In the 1930’s there was a poor, little-educated young nun in Poland who started receiving revelations from Jesus encouraging her, indeed compelling her, to teach the world about Divine Mercy. These personal revelations can be read in what is now published as the Diary of St. Faustina Kowalska. As you read through the pages you will see that Faustina had visions of people in Purgatory, people relying on the prayers of the living to help them.
The main
gist of her mystical experiences relate to Jesus as the One bringing Divine Mercy before He comes as Judge. In other words, before we die, if we are repentant, we can rely on the Lord Jesus as the all-merciful One, but when we die, though, we meet Him as Judge.
This is consistent with our creed which says, “He (Jesus) will come again in glory to judge the living and the dead.” Or again, Paul tells us in Romans, 14, “We shall all stand before the judgment seat of God; for it is written, ‘As I live, says the Lord, every knee shall bend before me, and every tongue shall give praise to God.’ So, then, each of us shall give an account of himself to God.”
I find it very interesting that this saint of mercy also tells of purgatory, that phase of transition to eternal life whereby we come to terms with the unforgiven elements of our lives.
St. Faustina is no maudlin Pollyanna wanting everybody to be complacent about the evils we do. Look at our first reading from the Acts of the Apostles. That description of the Church is not one we’d use today to describe how we all relate to one another within the Church. We are a far cry from the idyllic days when everyone lived in common and no one was in need. St. Faustina is also not some little easygoing nice nun saying everything is swell. No, the picture of Purgatory ensures that her messages about Divine Mercy are intimately tied in to how well we keep the commandments, or as our second reading said, “For the love of God is this: that we keep His commandments.”

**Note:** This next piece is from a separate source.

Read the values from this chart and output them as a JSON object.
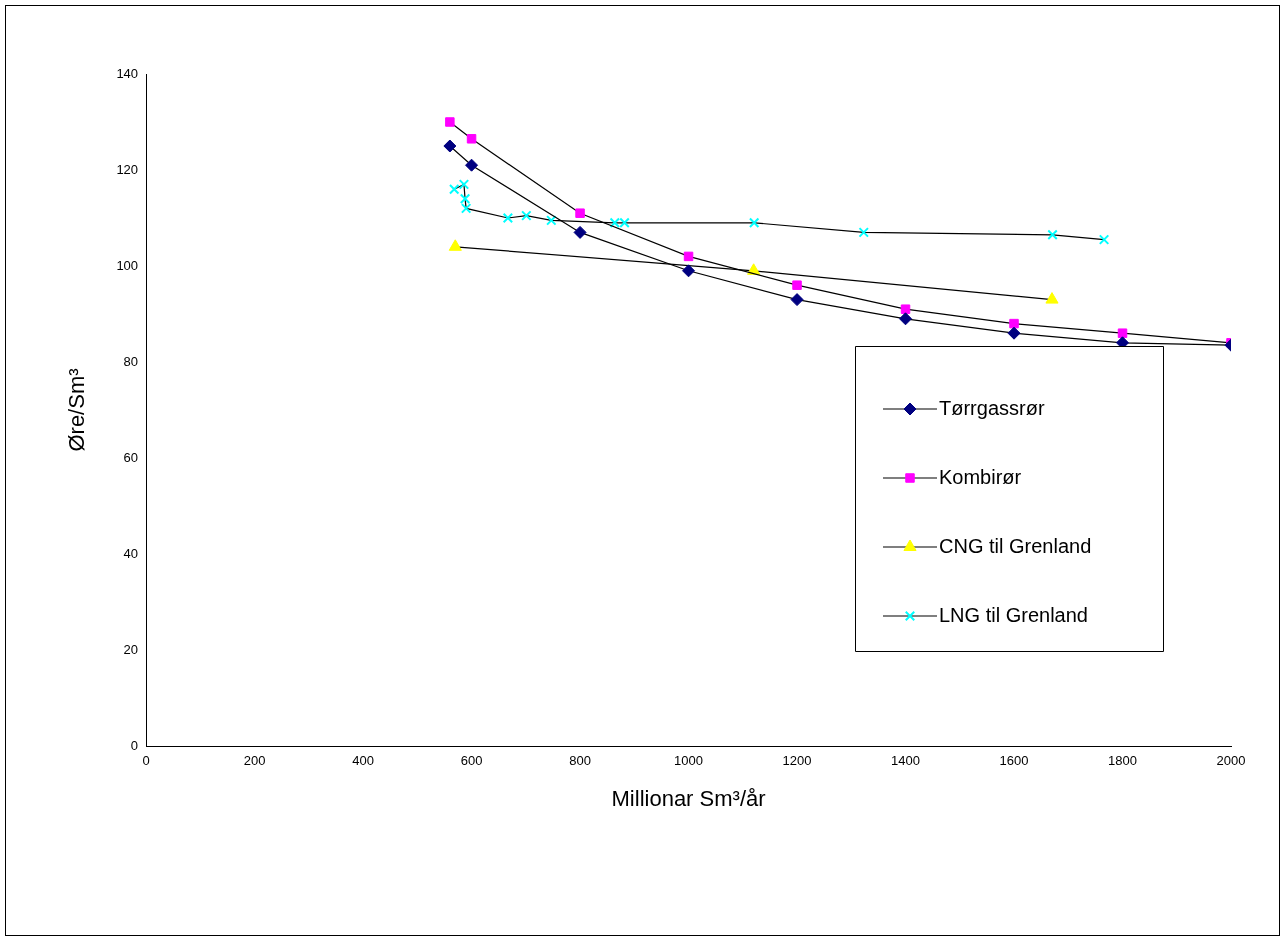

The very title “Divine Mercy” implies that there’s something to look at with the mercy of forgiveness. If one does not think there is anything to be forgiven, then there is no capacity to drink in the streams of mercy that await the one who asks for forgiveness. The very hard truth of today’s celebration is that there is all the mercy one could need waiting for us if we but ask the Lord for that mercy and learn to trust in that mercy. But if one does not seek out the Lord’s mercy, justice demands an accounting. That’s what the image of Purgatory conveys: that in the end there is justice for the victims of injustice.
In Jesus, justice and peace shall kiss. Justice and mercy are two sides of the same coin; and that double sided coin is what buys us peace, the peace that the world cannot give. Without acknowledging our sins, there can be no forgiveness because there would be no capacity to take mercy in. This is the underlying truth of the commission Jesus gives the Church: whose sins you forgive, they are forgiven them; whose sins you retain, they are retained.
In justice we simply must acknowledge our need for mercy. Mercy is given freely if we acknowledge ourselves as sinners in need of mercy. If we know we need mercy; then we can be merciful to others. If we know mercy and are merciful, then we experience freedom - even in the midst of all that bears down so heavily upon the still fractured picture of the redeemed human race.
The reason the idyllic picture of the Church in the Acts of the Apostles does not describe the Church of our time is because of unrepented sins, and the unrepented sins of others like you and me.
So, let us acknowledge our need for mercy, then abide in that mercy and learn the freedom from fear and the peace of mind that leads us to say: Jesus, I trust in You.